Opaque Pointer: LLVM pointer type (ptr) without element type information. Modern LLVM uses opaque pointers exclusively.
Optimization Pass: A transformation that improves code without changing behavior. Examples: DCE, constant folding, inlining.
Parse Tree: Tree structure directly reflecting grammar rules. Typically converted to AST.
Parser: Converts tokens into structured representation (AST). Checks syntactic correctness.
Pass Manager: Infrastructure for running and ordering optimization passes. We use LLVM’s New Pass Manager.
PEG (Parsing Expression Grammar): Grammar formalism that is unambiguous and efficient to parse. Used by pest.
Phi Node (φ): SSA construct for merging values from different control flow paths. “If we came from block A, use X; if from B, use Y.”
REPL (Read-Eval-Print Loop): Interactive environment for entering and executing code one expression at a time.
Scope: Region of code where a name is visible.
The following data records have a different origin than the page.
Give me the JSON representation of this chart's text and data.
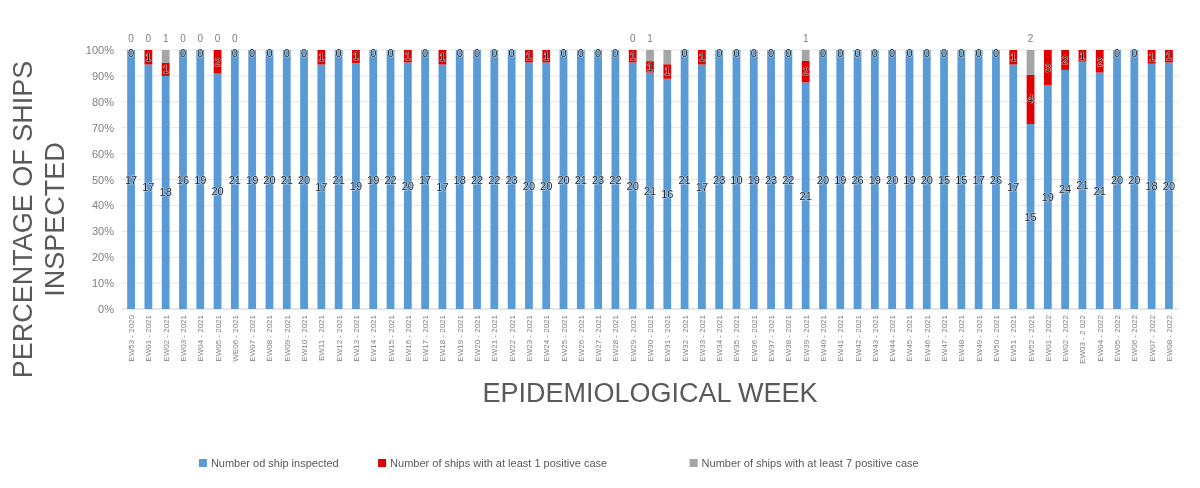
{
  "chart_data": {
    "type": "bar",
    "stacked": true,
    "xlabel": "EPIDEMIOLOGICAL WEEK",
    "ylabel": "PERCENTAGE OF SHIPS INSPECTED",
    "legend": "bottom",
    "grid": "y",
    "ylim": [
      0,
      100
    ],
    "yticks": [
      {
        "value": 0,
        "label": "0%"
      },
      {
        "value": 10,
        "label": "10%"
      },
      {
        "value": 20,
        "label": "20%"
      },
      {
        "value": 30,
        "label": "30%"
      },
      {
        "value": 40,
        "label": "40%"
      },
      {
        "value": 50,
        "label": "50%"
      },
      {
        "value": 60,
        "label": "60%"
      },
      {
        "value": 70,
        "label": "70%"
      },
      {
        "value": 80,
        "label": "80%"
      },
      {
        "value": 90,
        "label": "90%"
      },
      {
        "value": 100,
        "label": "100%"
      }
    ],
    "categories": [
      "EW53 - 2020",
      "EW01 - 2021",
      "EW02 - 2021",
      "EW03 - 2021",
      "EW04 - 2021",
      "EW05 - 2021",
      "WE06 - 2021",
      "EW07 - 2021",
      "EW08 - 2021",
      "EW09 - 2021",
      "EW10 - 2021",
      "EW11 - 2021",
      "EW12 - 2021",
      "EW13 - 2021",
      "EW14 - 2021",
      "EW15 - 2021",
      "EW16 - 2021",
      "EW17 - 2021",
      "EW18 - 2021",
      "EW19 - 2021",
      "EW20 - 2021",
      "EW21 - 2021",
      "EW22 - 2021",
      "EW23 - 2021",
      "EW24 - 2021",
      "EW25 - 2021",
      "EW26 - 2021",
      "EW27 - 2021",
      "EW28 - 2021",
      "EW29 - 2021",
      "EW30 - 2021",
      "EW31 - 2021",
      "EW32 - 2021",
      "EW33 - 2021",
      "EW34 - 2021",
      "EW35 - 2021",
      "EW36 - 2021",
      "EW37 - 2021",
      "EW38 - 2021",
      "EW39 - 2021",
      "EW40 - 2021",
      "EW41 - 2021",
      "EW42 - 2021",
      "EW43 - 2021",
      "EW44 - 2021",
      "EW45 - 2021",
      "EW46 - 2021",
      "EW47 - 2021",
      "EW48 - 2021",
      "EW49 - 2021",
      "EW50 - 2021",
      "EW51 - 2021",
      "EW52 - 2021",
      "EW01 - 2022",
      "EW02 - 2022",
      "EW03 - 2 022",
      "EW04 - 2022",
      "EW05 - 2022",
      "EW06 - 2022",
      "EW07 - 2022",
      "EW08 - 2022"
    ],
    "series": [
      {
        "name": "Number od ship inspected",
        "color": "#5b9bd5",
        "values": [
          100,
          94.4,
          90,
          100,
          100,
          90.9,
          100,
          100,
          100,
          100,
          100,
          94.4,
          100,
          95,
          100,
          100,
          95.2,
          100,
          94.4,
          100,
          100,
          100,
          100,
          95.2,
          95.2,
          100,
          100,
          100,
          100,
          95.2,
          91.3,
          88.9,
          100,
          94.4,
          100,
          100,
          100,
          100,
          100,
          87.5,
          100,
          100,
          100,
          100,
          100,
          100,
          100,
          100,
          100,
          100,
          100,
          94.4,
          71.4,
          86.4,
          92.3,
          95.5,
          91.3,
          100,
          100,
          94.7,
          95.2
        ]
      },
      {
        "name": "Number of ships with at least 1 positive case",
        "color": "#e00000",
        "values": [
          0,
          5.6,
          5,
          0,
          0,
          9.1,
          0,
          0,
          0,
          0,
          0,
          5.6,
          0,
          5,
          0,
          0,
          4.8,
          0,
          5.6,
          0,
          0,
          0,
          0,
          4.8,
          4.8,
          0,
          0,
          0,
          0,
          4.8,
          4.4,
          5.6,
          0,
          5.6,
          0,
          0,
          0,
          0,
          0,
          8.3,
          0,
          0,
          0,
          0,
          0,
          0,
          0,
          0,
          0,
          0,
          0,
          5.6,
          19,
          13.6,
          7.7,
          4.5,
          8.7,
          0,
          0,
          5.3,
          4.8
        ]
      },
      {
        "name": "Number of ships with at least 7 positive case",
        "color": "#a5a5a5",
        "values": [
          0,
          0,
          5,
          0,
          0,
          0,
          0,
          0,
          0,
          0,
          0,
          0,
          0,
          0,
          0,
          0,
          0,
          0,
          0,
          0,
          0,
          0,
          0,
          0,
          0,
          0,
          0,
          0,
          0,
          0,
          4.3,
          5.5,
          0,
          0,
          0,
          0,
          0,
          0,
          0,
          4.2,
          0,
          0,
          0,
          0,
          0,
          0,
          0,
          0,
          0,
          0,
          0,
          0,
          9.6,
          0,
          0,
          0,
          0,
          0,
          0,
          0,
          0
        ]
      }
    ],
    "annotations": [
      {
        "text": "17",
        "x": "EW53 - 2020",
        "y": 50
      },
      {
        "text": "17",
        "x": "EW01 - 2021",
        "y": 47.2
      },
      {
        "text": "18",
        "x": "EW02 - 2021",
        "y": 45
      },
      {
        "text": "16",
        "x": "EW03 - 2021",
        "y": 50
      },
      {
        "text": "19",
        "x": "EW04 - 2021",
        "y": 50
      },
      {
        "text": "20",
        "x": "EW05 - 2021",
        "y": 45.5
      },
      {
        "text": "21",
        "x": "WE06 - 2021",
        "y": 50
      },
      {
        "text": "19",
        "x": "EW07 - 2021",
        "y": 50
      },
      {
        "text": "20",
        "x": "EW08 - 2021",
        "y": 50
      },
      {
        "text": "21",
        "x": "EW09 - 2021",
        "y": 50
      },
      {
        "text": "20",
        "x": "EW10 - 2021",
        "y": 50
      },
      {
        "text": "17",
        "x": "EW11 - 2021",
        "y": 47.2
      },
      {
        "text": "21",
        "x": "EW12 - 2021",
        "y": 50
      },
      {
        "text": "19",
        "x": "EW13 - 2021",
        "y": 47.5
      },
      {
        "text": "19",
        "x": "EW14 - 2021",
        "y": 50
      },
      {
        "text": "22",
        "x": "EW15 - 2021",
        "y": 50
      },
      {
        "text": "20",
        "x": "EW16 - 2021",
        "y": 47.6
      },
      {
        "text": "17",
        "x": "EW17 - 2021",
        "y": 50
      },
      {
        "text": "17",
        "x": "EW18 - 2021",
        "y": 47.2
      },
      {
        "text": "18",
        "x": "EW19 - 2021",
        "y": 50
      },
      {
        "text": "22",
        "x": "EW20 - 2021",
        "y": 50
      },
      {
        "text": "22",
        "x": "EW21 - 2021",
        "y": 50
      },
      {
        "text": "23",
        "x": "EW22 - 2021",
        "y": 50
      },
      {
        "text": "20",
        "x": "EW23 - 2021",
        "y": 47.6
      },
      {
        "text": "20",
        "x": "EW24 - 2021",
        "y": 47.6
      },
      {
        "text": "20",
        "x": "EW25 - 2021",
        "y": 50
      },
      {
        "text": "21",
        "x": "EW26 - 2021",
        "y": 50
      },
      {
        "text": "23",
        "x": "EW27 - 2021",
        "y": 50
      },
      {
        "text": "22",
        "x": "EW28 - 2021",
        "y": 50
      },
      {
        "text": "20",
        "x": "EW29 - 2021",
        "y": 47.6
      },
      {
        "text": "21",
        "x": "EW30 - 2021",
        "y": 45.7
      },
      {
        "text": "16",
        "x": "EW31 - 2021",
        "y": 44.5
      },
      {
        "text": "21",
        "x": "EW32 - 2021",
        "y": 50
      },
      {
        "text": "17",
        "x": "EW33 - 2021",
        "y": 47.2
      },
      {
        "text": "23",
        "x": "EW34 - 2021",
        "y": 50
      },
      {
        "text": "10",
        "x": "EW35 - 2021",
        "y": 50
      },
      {
        "text": "19",
        "x": "EW36 - 2021",
        "y": 50
      },
      {
        "text": "23",
        "x": "EW37 - 2021",
        "y": 50
      },
      {
        "text": "22",
        "x": "EW38 - 2021",
        "y": 50
      },
      {
        "text": "21",
        "x": "EW39 - 2021",
        "y": 43.8
      },
      {
        "text": "20",
        "x": "EW40 - 2021",
        "y": 50
      },
      {
        "text": "19",
        "x": "EW41 - 2021",
        "y": 50
      },
      {
        "text": "26",
        "x": "EW42 - 2021",
        "y": 50
      },
      {
        "text": "19",
        "x": "EW43 - 2021",
        "y": 50
      },
      {
        "text": "20",
        "x": "EW44 - 2021",
        "y": 50
      },
      {
        "text": "19",
        "x": "EW45 - 2021",
        "y": 50
      },
      {
        "text": "20",
        "x": "EW46 - 2021",
        "y": 50
      },
      {
        "text": "15",
        "x": "EW47 - 2021",
        "y": 50
      },
      {
        "text": "15",
        "x": "EW48 - 2021",
        "y": 50
      },
      {
        "text": "17",
        "x": "EW49 - 2021",
        "y": 50
      },
      {
        "text": "26",
        "x": "EW50 - 2021",
        "y": 50
      },
      {
        "text": "17",
        "x": "EW51 - 2021",
        "y": 47.2
      },
      {
        "text": "15",
        "x": "EW52 - 2021",
        "y": 35.7
      },
      {
        "text": "19",
        "x": "EW01 - 2022",
        "y": 43.2
      },
      {
        "text": "24",
        "x": "EW02 - 2022",
        "y": 46.2
      },
      {
        "text": "21",
        "x": "EW03 - 2 022",
        "y": 47.8
      },
      {
        "text": "21",
        "x": "EW04 - 2022",
        "y": 45.7
      },
      {
        "text": "20",
        "x": "EW05 - 2022",
        "y": 50
      },
      {
        "text": "20",
        "x": "EW06 - 2022",
        "y": 50
      },
      {
        "text": "18",
        "x": "EW07 - 2022",
        "y": 47.4
      },
      {
        "text": "20",
        "x": "EW08 - 2022",
        "y": 47.6
      },
      {
        "text": "0",
        "x": "EW53 - 2020",
        "y": 99
      },
      {
        "text": "1",
        "x": "EW01 - 2021",
        "y": 97.2
      },
      {
        "text": "1",
        "x": "EW02 - 2021",
        "y": 92.5
      },
      {
        "text": "0",
        "x": "EW03 - 2021",
        "y": 99
      },
      {
        "text": "0",
        "x": "EW04 - 2021",
        "y": 99
      },
      {
        "text": "2",
        "x": "EW05 - 2021",
        "y": 95.5
      },
      {
        "text": "0",
        "x": "WE06 - 2021",
        "y": 99
      },
      {
        "text": "0",
        "x": "EW07 - 2021",
        "y": 99
      },
      {
        "text": "0",
        "x": "EW08 - 2021",
        "y": 99
      },
      {
        "text": "0",
        "x": "EW09 - 2021",
        "y": 99
      },
      {
        "text": "0",
        "x": "EW10 - 2021",
        "y": 99
      },
      {
        "text": "1",
        "x": "EW11 - 2021",
        "y": 97.2
      },
      {
        "text": "0",
        "x": "EW12 - 2021",
        "y": 99
      },
      {
        "text": "1",
        "x": "EW13 - 2021",
        "y": 97.5
      },
      {
        "text": "0",
        "x": "EW14 - 2021",
        "y": 99
      },
      {
        "text": "0",
        "x": "EW15 - 2021",
        "y": 99
      },
      {
        "text": "1",
        "x": "EW16 - 2021",
        "y": 97.6
      },
      {
        "text": "0",
        "x": "EW17 - 2021",
        "y": 99
      },
      {
        "text": "1",
        "x": "EW18 - 2021",
        "y": 97.2
      },
      {
        "text": "0",
        "x": "EW19 - 2021",
        "y": 99
      },
      {
        "text": "0",
        "x": "EW20 - 2021",
        "y": 99
      },
      {
        "text": "0",
        "x": "EW21 - 2021",
        "y": 99
      },
      {
        "text": "0",
        "x": "EW22 - 2021",
        "y": 99
      },
      {
        "text": "1",
        "x": "EW23 - 2021",
        "y": 97.6
      },
      {
        "text": "1",
        "x": "EW24 - 2021",
        "y": 97.6
      },
      {
        "text": "0",
        "x": "EW25 - 2021",
        "y": 99
      },
      {
        "text": "0",
        "x": "EW26 - 2021",
        "y": 99
      },
      {
        "text": "0",
        "x": "EW27 - 2021",
        "y": 99
      },
      {
        "text": "0",
        "x": "EW28 - 2021",
        "y": 99
      },
      {
        "text": "1",
        "x": "EW29 - 2021",
        "y": 97.6
      },
      {
        "text": "1",
        "x": "EW30 - 2021",
        "y": 93.5
      },
      {
        "text": "1",
        "x": "EW31 - 2021",
        "y": 91.7
      },
      {
        "text": "0",
        "x": "EW32 - 2021",
        "y": 99
      },
      {
        "text": "1",
        "x": "EW33 - 2021",
        "y": 97.2
      },
      {
        "text": "0",
        "x": "EW34 - 2021",
        "y": 99
      },
      {
        "text": "0",
        "x": "EW35 - 2021",
        "y": 99
      },
      {
        "text": "0",
        "x": "EW36 - 2021",
        "y": 99
      },
      {
        "text": "0",
        "x": "EW37 - 2021",
        "y": 99
      },
      {
        "text": "0",
        "x": "EW38 - 2021",
        "y": 99
      },
      {
        "text": "2",
        "x": "EW39 - 2021",
        "y": 91.7
      },
      {
        "text": "0",
        "x": "EW40 - 2021",
        "y": 99
      },
      {
        "text": "0",
        "x": "EW41 - 2021",
        "y": 99
      },
      {
        "text": "0",
        "x": "EW42 - 2021",
        "y": 99
      },
      {
        "text": "0",
        "x": "EW43 - 2021",
        "y": 99
      },
      {
        "text": "0",
        "x": "EW44 - 2021",
        "y": 99
      },
      {
        "text": "0",
        "x": "EW45 - 2021",
        "y": 99
      },
      {
        "text": "0",
        "x": "EW46 - 2021",
        "y": 99
      },
      {
        "text": "0",
        "x": "EW47 - 2021",
        "y": 99
      },
      {
        "text": "0",
        "x": "EW48 - 2021",
        "y": 99
      },
      {
        "text": "0",
        "x": "EW49 - 2021",
        "y": 99
      },
      {
        "text": "0",
        "x": "EW50 - 2021",
        "y": 99
      },
      {
        "text": "1",
        "x": "EW51 - 2021",
        "y": 97.2
      },
      {
        "text": "4",
        "x": "EW52 - 2021",
        "y": 80.9
      },
      {
        "text": "3",
        "x": "EW01 - 2022",
        "y": 93.2
      },
      {
        "text": "2",
        "x": "EW02 - 2022",
        "y": 96.2
      },
      {
        "text": "1",
        "x": "EW03 - 2 022",
        "y": 97.8
      },
      {
        "text": "2",
        "x": "EW04 - 2022",
        "y": 95.5
      },
      {
        "text": "0",
        "x": "EW05 - 2022",
        "y": 99
      },
      {
        "text": "0",
        "x": "EW06 - 2022",
        "y": 99
      },
      {
        "text": "1",
        "x": "EW07 - 2022",
        "y": 97.4
      },
      {
        "text": "1",
        "x": "EW08 - 2022",
        "y": 97.6
      },
      {
        "text": "0",
        "x": "EW53 - 2020",
        "y": 100
      },
      {
        "text": "0",
        "x": "EW01 - 2021",
        "y": 100
      },
      {
        "text": "1",
        "x": "EW02 - 2021",
        "y": 100
      },
      {
        "text": "0",
        "x": "EW03 - 2021",
        "y": 100
      },
      {
        "text": "0",
        "x": "EW04 - 2021",
        "y": 100
      },
      {
        "text": "0",
        "x": "EW05 - 2021",
        "y": 100
      },
      {
        "text": "0",
        "x": "WE06 - 2021",
        "y": 100
      },
      {
        "text": "0",
        "x": "EW29 - 2021",
        "y": 100
      },
      {
        "text": "1",
        "x": "EW30 - 2021",
        "y": 100
      },
      {
        "text": "1",
        "x": "EW39 - 2021",
        "y": 100
      },
      {
        "text": "2",
        "x": "EW52 - 2021",
        "y": 100
      }
    ]
  }
}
Variables are local to their scope.
Semantic Analysis: Checking meaning (not just syntax). Type checking is semantic analysis.
SSA (Static Single Assignment): IR form where each variable is assigned exactly once. Simplifies optimization.
Stack: Memory region for function calls and local variables. Automatically managed (push on call, pop on return). Fast but limited size.
Static Typing: Type checking at compile time. Errors caught before execution. Used in Rust, Java, C++.
Struct Type: LLVM type representing a group of fields at specific offsets. Used for class memory layout.
Symbol Table: Data structure mapping names to their definitions (variables, functions, types).
Target Triple: String describing a compilation target: architecture-vendor-os (e.g., x86_64-apple-darwin).
Terminator: Instruction that ends a basic block. Must be ret, br, switch, etc.
Tree-Walking Interpreter: Interpreter that traverses the AST directly, executing nodes recursively.
Type Inference: Automatically determining types without explicit annotations. x = 5 infers x: int.
Type System: Rules governing how types work. Defines what operations are valid on which types.
Typed AST: AST with type information attached to each node. Result of type checking.
Virtual Machine (VM): Software that executes bytecode. Examples: JVM, Python VM, our calculator VM.
Visitor Pattern: Design pattern for traversing tree structures. Each node type has a visit method.
Vtable (Virtual Method Table): Table of function pointers for dynamic dispatch in OOP. Enables polymorphism.